Steven P. Sanderson II, MPH

Published

March 29, 2023

Introduction

Time series analysis is a powerful tool for understanding and predicting patterns in data that vary over time. In this tutorial, we will use the AirPassengers dataset to create a bootstrapped timeseries model in R.

The AirPassengers dataset The AirPassengers dataset contains data on the number of passengers traveling on international flights per month from 1949 to 1960. To begin, we will load the dataset into R and plot it to get an idea of the data’s structure and any underlying patterns.

library(forecast)

data(AirPassengers)
plot(AirPassengers, main = "International Airline Passengers 1949-1960")

From the plot, we can see that there is a clear upward trend in the data, as well as some seasonality.

Creating a bootstrapped timeseries model

Now that we have an idea of the structure of the data, we can create a bootstrapped timeseries model using the auto.arima() function from the {forecast} package. The auto.arima() function uses an automated algorithm to determine the best model for a given timeseries.

set.seed(123)
n <- length(AirPassengers)
n_boot <- 1000

# create bootstrap sample indices
boot_indices <- replicate(n_boot, sample(1:n, replace = TRUE))

# create list to store models
models <- list()

# create bootstrapped models
for(i in 1:n_boot) {
  boot_data <- AirPassengers[boot_indices[, i]]
  models[[i]] <- auto.arima(boot_data)
}

models[[1]]
Series: boot_data 
ARIMA(0,0,0) with non-zero mean 

Coefficients:
          mean
      275.5347
s.e.    9.5443

sigma^2 = 13209:  log likelihood = -887.01
AIC=1778.02   AICc=1778.1   BIC=1783.96

In the code above, we first set a seed to ensure reproducibility of our results. We then specify the length of the timeseries and the number of bootstrap iterations we want to run. We create a list to store the models and a set of bootstrap sample indices.

We then loop through each bootstrap iteration, creating a new dataset from the original timeseries by sampling with replacement using the boot_indices. We use the auto.arima() function to create a timeseries model for each bootstrap sample and store it in our models list.

Summarizing and plotting residuals

Now that we have created our bootstrapped timeseries models, we can summarize and plot the residuals of each model to get an idea of how well our models fit the data.

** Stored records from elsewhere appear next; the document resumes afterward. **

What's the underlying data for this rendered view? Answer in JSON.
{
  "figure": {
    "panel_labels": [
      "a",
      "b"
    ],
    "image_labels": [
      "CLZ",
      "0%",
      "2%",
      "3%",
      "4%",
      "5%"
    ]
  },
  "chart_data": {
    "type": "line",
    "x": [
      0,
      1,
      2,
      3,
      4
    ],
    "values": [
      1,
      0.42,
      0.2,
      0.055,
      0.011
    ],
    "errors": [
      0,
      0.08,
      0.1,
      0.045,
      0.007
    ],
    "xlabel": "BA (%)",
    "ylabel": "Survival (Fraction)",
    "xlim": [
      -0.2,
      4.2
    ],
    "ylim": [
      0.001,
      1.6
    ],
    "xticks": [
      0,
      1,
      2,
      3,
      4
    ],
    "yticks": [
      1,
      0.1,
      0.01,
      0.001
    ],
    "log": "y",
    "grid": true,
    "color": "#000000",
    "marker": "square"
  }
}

# create list to store residuals
residuals <- list()

# create residuals for each model
for(i in 1:n_boot) {
  boot_data <- AirPassengers[boot_indices[, i]]
  residuals[[i]] <- residuals(models[[i]])
}

# summarize residuals
residual_means <- sapply(residuals, mean)
residual_sd <- sapply(residuals, sd)

# plot residuals
par(mfrow = c(2, 1))

hist(
  residual_means, 
  main = "Bootstrapped Model Residuals", 
  xlab = "Mean Residuals"
  )
hist(
  residual_sd, 
  col = "red", 
  main = "", 
  xlab = "SD Residuals"
  )

par(mfrow = c(1,1))

In the code above, we create a list to store the residuals for each model, loop through each model to create residuals using the residuals() function, and summarize the residuals by taking the mean and standard deviation of each set of residuals.

We then plot the mean residuals and standard deviations for each model using the plot() function and add a legend to indicate the meaning of the two lines.

Voila!